A number of volunteers from all over the area came to help with the Festival.  Both Ida Terry of Paradise, KS (25 miles away) and Betty Pruter of Natoma, KS (33 miles away) braved the bad weather to man the Sign-In Table.  Those who did attend the Festival each received a souvenir brochure, bookmark, and postcard.

In addition to a small fee for table space at the Festival, each auther was asked to donate a signed copy of their book to be given away as door prizes at the top of each hour.  Here Von Rothenberger and Kathy Bristol are shown choosing books for Laura McClure, foreground, to announce who the lucky winners are.

And the winner of one of the signed books was Eileen Wilson of Osborne. 

Merlyn Brown of Merlyn Entertainment of Osborne  was busy throughout the day taking still photos of each author.

These photos would be made available to the authors for publicity purposes as well as being placed later on the Festival's website of  Here Chris Rippel of the Central Kansas Library System gets his portrait taken.

Merlyn also interviewed each author and allowed them to plug their book and other activities.  These interviews will also be made available both on the Festival website and on YouTube and other Internet locations.

What follows are some of the still portraits taken by Merlyn Entertainment at the Festival.  Seen here is Jim Gray of Ellsworth, KS, who has a book entitled Desperate Seed, concerning the early history of Ellsworth. 

Jerry Engler of Marion, KS has no less than three successful books to his credit.

Mona Kennedy of Luray, KS earlier in 2009 wrote an autobiography of her early life on the family farm.

Current student math teacher Kelli LaRosh of rural Bloomington, KS spent part of her senior year at Sterling College and a military tour of Iraq to write and illustrate her childrens book What's Math Got to Do with Farming

Denver attorney Steven Wood, a graduate of the University of Kansas, is receiving rave reviews nationally for his new book Survival of Rural America:  Small Victories and Bitter Harvests

Construction worker-turned author Richard Luallin of Lincoln, KS had a great time at his first ever event of this kind, touting his very first book, Maroons: A Human Epic.

Jean McKay of Zenda, KS wrote the true story Chronicles of the Farm Woman, the Story of Mary Frances McKinney.  Unfortunately she could not attend the Festival, and so Kathleen Whitmer of Zenda, the daughter of Mary Frances McKinney, agreed to appear in her stead. 

At 11AM the ceremony for the presentation of the inaugural Don Coldsmith Award for Lifetime Literary Achievement began.  Roy Bird of the Kansas Center for the Book in Topeka, KS gave a ten-minute overview of the literary accomplishments of the recipient, professor Dr.

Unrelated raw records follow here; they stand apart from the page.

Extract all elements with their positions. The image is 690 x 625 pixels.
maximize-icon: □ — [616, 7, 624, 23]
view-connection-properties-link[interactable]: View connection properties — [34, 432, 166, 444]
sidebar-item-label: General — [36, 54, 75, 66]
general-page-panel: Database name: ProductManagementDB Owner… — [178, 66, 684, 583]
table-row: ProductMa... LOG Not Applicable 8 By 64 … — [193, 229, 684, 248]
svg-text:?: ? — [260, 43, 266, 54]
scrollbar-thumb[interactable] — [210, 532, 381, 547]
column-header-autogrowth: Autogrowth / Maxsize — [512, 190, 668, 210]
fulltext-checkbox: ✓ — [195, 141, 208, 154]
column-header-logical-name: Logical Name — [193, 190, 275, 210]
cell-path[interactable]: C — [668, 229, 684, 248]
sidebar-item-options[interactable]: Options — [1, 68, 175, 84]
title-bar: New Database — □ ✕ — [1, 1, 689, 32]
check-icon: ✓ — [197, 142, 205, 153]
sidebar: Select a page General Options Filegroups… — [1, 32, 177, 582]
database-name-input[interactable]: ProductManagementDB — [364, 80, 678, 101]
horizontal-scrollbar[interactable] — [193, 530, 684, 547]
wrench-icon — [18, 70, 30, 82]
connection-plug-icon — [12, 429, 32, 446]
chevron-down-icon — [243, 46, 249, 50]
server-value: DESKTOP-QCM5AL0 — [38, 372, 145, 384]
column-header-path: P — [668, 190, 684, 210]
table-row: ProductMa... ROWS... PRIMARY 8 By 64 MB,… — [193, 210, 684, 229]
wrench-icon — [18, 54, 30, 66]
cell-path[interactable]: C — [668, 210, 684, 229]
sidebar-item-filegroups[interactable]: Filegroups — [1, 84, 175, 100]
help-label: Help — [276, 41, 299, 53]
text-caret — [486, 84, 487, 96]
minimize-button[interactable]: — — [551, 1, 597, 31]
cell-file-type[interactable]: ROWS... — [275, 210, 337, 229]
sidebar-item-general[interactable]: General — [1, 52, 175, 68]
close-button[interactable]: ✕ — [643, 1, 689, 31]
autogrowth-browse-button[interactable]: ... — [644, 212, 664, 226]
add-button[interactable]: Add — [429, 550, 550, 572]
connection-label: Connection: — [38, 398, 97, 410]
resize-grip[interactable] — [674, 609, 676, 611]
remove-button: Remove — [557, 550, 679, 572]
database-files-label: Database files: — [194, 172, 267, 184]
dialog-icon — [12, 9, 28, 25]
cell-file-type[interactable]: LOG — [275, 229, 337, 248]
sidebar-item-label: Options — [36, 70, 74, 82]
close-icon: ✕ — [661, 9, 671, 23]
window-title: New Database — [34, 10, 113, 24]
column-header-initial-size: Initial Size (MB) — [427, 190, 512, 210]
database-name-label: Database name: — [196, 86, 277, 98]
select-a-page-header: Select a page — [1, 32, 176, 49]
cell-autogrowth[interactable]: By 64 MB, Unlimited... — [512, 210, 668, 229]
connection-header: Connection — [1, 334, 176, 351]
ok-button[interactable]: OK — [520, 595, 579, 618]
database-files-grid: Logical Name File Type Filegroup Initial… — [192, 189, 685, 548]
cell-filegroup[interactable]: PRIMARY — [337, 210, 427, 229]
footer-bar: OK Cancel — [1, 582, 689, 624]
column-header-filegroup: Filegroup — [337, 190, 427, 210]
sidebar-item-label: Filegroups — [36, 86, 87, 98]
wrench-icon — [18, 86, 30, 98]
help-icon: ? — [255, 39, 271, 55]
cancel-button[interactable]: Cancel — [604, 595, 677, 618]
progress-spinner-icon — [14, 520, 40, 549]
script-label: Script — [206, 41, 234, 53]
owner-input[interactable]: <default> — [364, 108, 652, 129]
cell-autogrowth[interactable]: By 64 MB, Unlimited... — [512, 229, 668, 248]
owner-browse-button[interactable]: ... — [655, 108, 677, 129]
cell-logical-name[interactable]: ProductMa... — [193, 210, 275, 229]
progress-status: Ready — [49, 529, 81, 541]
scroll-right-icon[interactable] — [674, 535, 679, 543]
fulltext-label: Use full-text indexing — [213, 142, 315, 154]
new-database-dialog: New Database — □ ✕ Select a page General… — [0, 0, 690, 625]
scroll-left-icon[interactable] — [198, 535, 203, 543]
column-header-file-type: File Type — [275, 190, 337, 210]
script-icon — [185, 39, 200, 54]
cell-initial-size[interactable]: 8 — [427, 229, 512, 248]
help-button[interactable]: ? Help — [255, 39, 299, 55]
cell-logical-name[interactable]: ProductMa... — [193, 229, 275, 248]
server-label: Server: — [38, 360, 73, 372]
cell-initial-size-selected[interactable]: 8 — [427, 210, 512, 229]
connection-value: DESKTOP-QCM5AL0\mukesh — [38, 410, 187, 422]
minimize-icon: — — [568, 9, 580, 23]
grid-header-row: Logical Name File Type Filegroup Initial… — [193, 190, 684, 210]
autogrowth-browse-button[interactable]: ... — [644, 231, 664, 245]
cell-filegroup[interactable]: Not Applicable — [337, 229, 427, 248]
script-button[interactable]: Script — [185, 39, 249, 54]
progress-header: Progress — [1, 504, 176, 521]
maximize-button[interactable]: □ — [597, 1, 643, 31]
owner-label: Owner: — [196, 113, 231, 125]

James F. Hoy of Emporia State University in Emporia, KS.

Jim Hoy, left, voices his appreciation of receiving the Coldsmith Award, named after the famous Kansas author and a close friend of Dr. Hoy.  Seen at right is Von Rothenberger, co-owner of Ad Astra Publishing of Osborne, sponsors of the annual Coldsmith Award. 

The formal photo, with Von Rothenberger, Jim Hoy, and Roy Bird. 

At about 2:30PM word reached the Festival that the weather was turning worse in other parts of Kansas, and so several authors began to leave in order to beat the weather back to their various homes across the state.  But before they left, all expressed their belief that the Festival was in spite of everything a success and asked to be included in the next year's event as well.  As the Festival closed at 4:00PM all involved agreed that several lessons were learned and that the 2010 Festival will be even bigger and better.